Vorlagen für die Aufführung in der Stiftskirche Enger bieten mittelalterliche Gemäldezyklen, die sich in Kirchen und auf Friedhofsmauern fanden, Holzstiche sowie Legenden in Gedichtform. Berühmt sind die Darstellungen im Campo Santo von Pisa und auf dem Pariser Friedhof »Les Innocents«.
Unzählige Pestepidemien und Kriege stellten von jeher massive Herausforderungen an die Menschen dar, sich mit der Todesthematik zu befassen. Der 30-jährige Krieg von 1618 bis 1648, starke Klassengegensätze im Absolutismus, Todesfurcht und -sehnsucht lösten im 17. Jahrhundert ver-stärkt unterschiedliche Totentanzdarstellungen aus, deren exemplarische Darstellung auch heute noch eine Faszination ausüben.

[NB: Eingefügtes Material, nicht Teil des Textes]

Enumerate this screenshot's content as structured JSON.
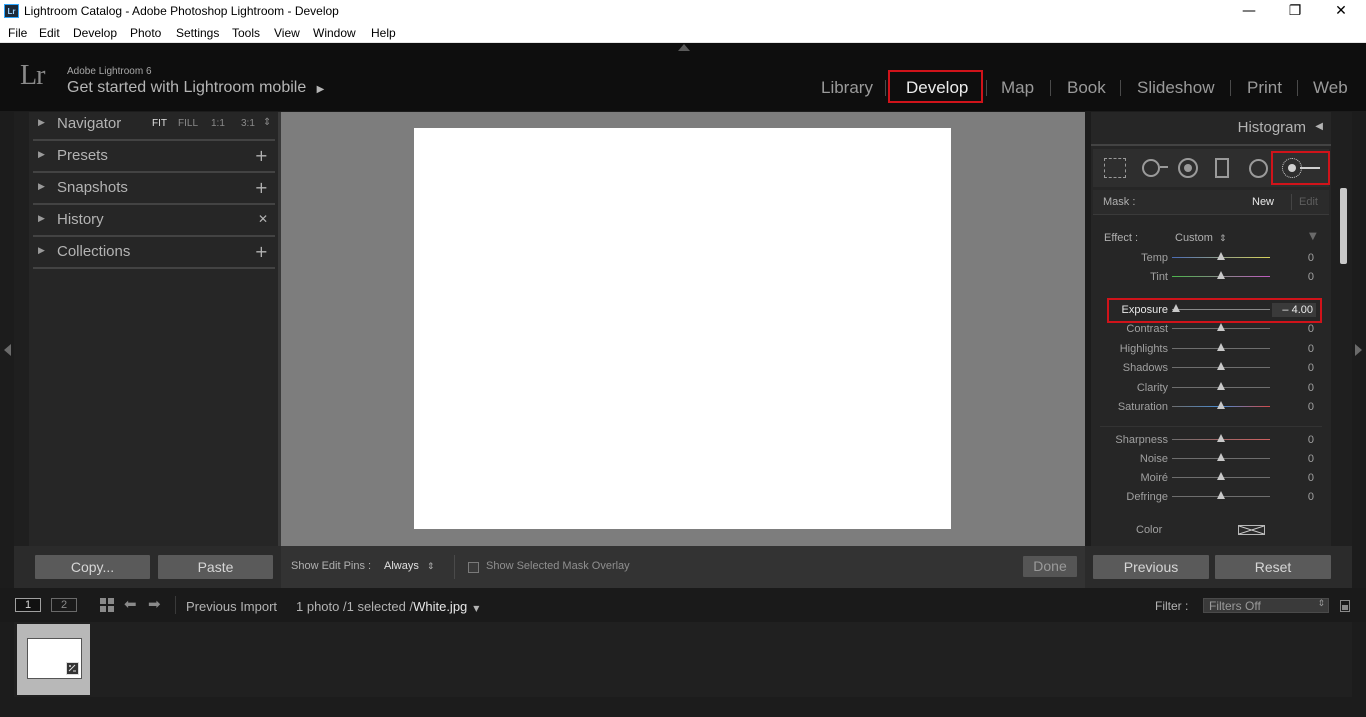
{
  "window": {
    "title": "Lightroom Catalog - Adobe Photoshop Lightroom - Develop",
    "app_icon": "Lr",
    "controls": {
      "minimize": "—",
      "restore": "❐",
      "close": "✕"
    }
  },
  "menu": [
    "File",
    "Edit",
    "Develop",
    "Photo",
    "Settings",
    "Tools",
    "View",
    "Window",
    "Help"
  ],
  "brand": {
    "logo": "Lr",
    "product": "Adobe Lightroom 6",
    "mobile_prompt": "Get started with Lightroom mobile",
    "mobile_arrow": "▶"
  },
  "modules": [
    "Library",
    "Develop",
    "Map",
    "Book",
    "Slideshow",
    "Print",
    "Web"
  ],
  "active_module": "Develop",
  "left_panel": {
    "navigator": {
      "label": "Navigator",
      "zoom": [
        "FIT",
        "FILL",
        "1:1",
        "3:1"
      ],
      "zoom_arrows": "⇕"
    },
    "sections": [
      {
        "label": "Presets",
        "action": "+"
      },
      {
        "label": "Snapshots",
        "action": "+"
      },
      {
        "label": "History",
        "action": "✕"
      },
      {
        "label": "Collections",
        "action": "+"
      }
    ],
    "copy_button": "Copy...",
    "paste_button": "Paste"
  },
  "center_toolbar": {
    "show_edit_pins_label": "Show Edit Pins :",
    "show_edit_pins_value": "Always",
    "mask_overlay_label": "Show Selected Mask Overlay",
    "done_button": "Done"
  },
  "right_panel": {
    "histogram_label": "Histogram",
    "mask": {
      "label": "Mask :",
      "new": "New",
      "edit": "Edit"
    },
    "effect": {
      "label": "Effect :",
      "value": "Custom"
    },
    "sliders_top": [
      {
        "name": "Temp",
        "value": "0",
        "pos": 0.5
      },
      {
        "name": "Tint",
        "value": "0",
        "pos": 0.5
      }
    ],
    "exposure": {
      "name": "Exposure",
      "value": "– 4.00",
      "pos": 0.04
    },
    "sliders_tone": [
      {
        "name": "Contrast",
        "value": "0",
        "pos": 0.5
      },
      {
        "name": "Highlights",
        "value": "0",
        "pos": 0.5
      },
      {
        "name": "Shadows",
        "value": "0",
        "pos": 0.5
      },
      {
        "name": "Clarity",
        "value": "0",
        "pos": 0.5
      },
      {
        "name": "Saturation",
        "value": "0",
        "pos": 0.5
      }
    ],
    "sliders_detail": [
      {
        "name": "Sharpness",
        "value": "0",
        "pos": 0.5
      },
      {
        "name": "Noise",
        "value": "0",
        "pos": 0.5
      },
      {
        "name": "Moiré",
        "value": "0",
        "pos": 0.5
      },
      {
        "name": "Defringe",
        "value": "0",
        "pos": 0.5
      }
    ],
    "color_label": "Color",
    "previous_button": "Previous",
    "reset_button": "Reset"
  },
  "filmstrip": {
    "screen1": "1",
    "screen2": "2",
    "source": "Previous Import",
    "selection": "1 photo /1 selected /",
    "filename": "White.jpg",
    "filter_label": "Filter :",
    "filter_value": "Filters Off"
  },
  "colors": {
    "highlight_box": "#d0131a",
    "panel_bg": "#262626",
    "center_bg": "#7d7d7d"
  }
}
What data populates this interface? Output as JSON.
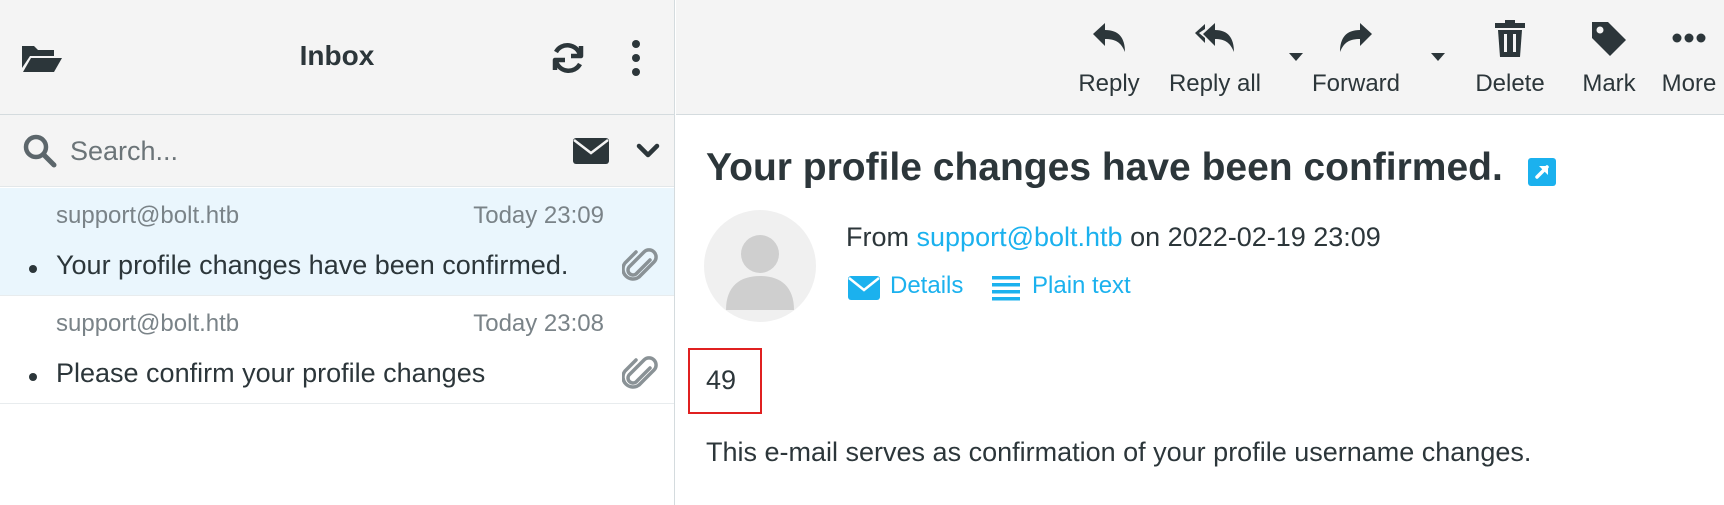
{
  "mailbox": {
    "title": "Inbox",
    "search_placeholder": "Search..."
  },
  "messages": [
    {
      "from": "support@bolt.htb",
      "date": "Today 23:09",
      "subject": "Your profile changes have been confirmed.",
      "selected": true
    },
    {
      "from": "support@bolt.htb",
      "date": "Today 23:08",
      "subject": "Please confirm your profile changes",
      "selected": false
    }
  ],
  "toolbar": {
    "reply": "Reply",
    "reply_all": "Reply all",
    "forward": "Forward",
    "delete": "Delete",
    "mark": "Mark",
    "more": "More"
  },
  "message": {
    "subject": "Your profile changes have been confirmed.",
    "from_prefix": "From",
    "from_address": "support@bolt.htb",
    "on_word": "on",
    "date": "2022-02-19 23:09",
    "details_label": "Details",
    "plain_text_label": "Plain text",
    "code": "49",
    "body": "This e-mail serves as confirmation of your profile username changes."
  },
  "colors": {
    "accent": "#1bb1ee",
    "highlight_box": "#e02020",
    "selected_row": "#eaf6fd",
    "text": "#2c363a"
  }
}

Das Ensemble Contretemps ist schon zum wiederholten Mal Gast in der Widukindstadt und zahlreichen Besuchern noch durch Sorgfalt und Eindringlichkeit der musikalischen und tänzerischen Darbietungen in bester Erinnerung. Mit diesem Beitrag zum Ulmer Totentanz von aus dem Jahre 1650 setzt es einen wesentlichen Akzent im Gesamtkonzept des Festivals »Klangwelten«.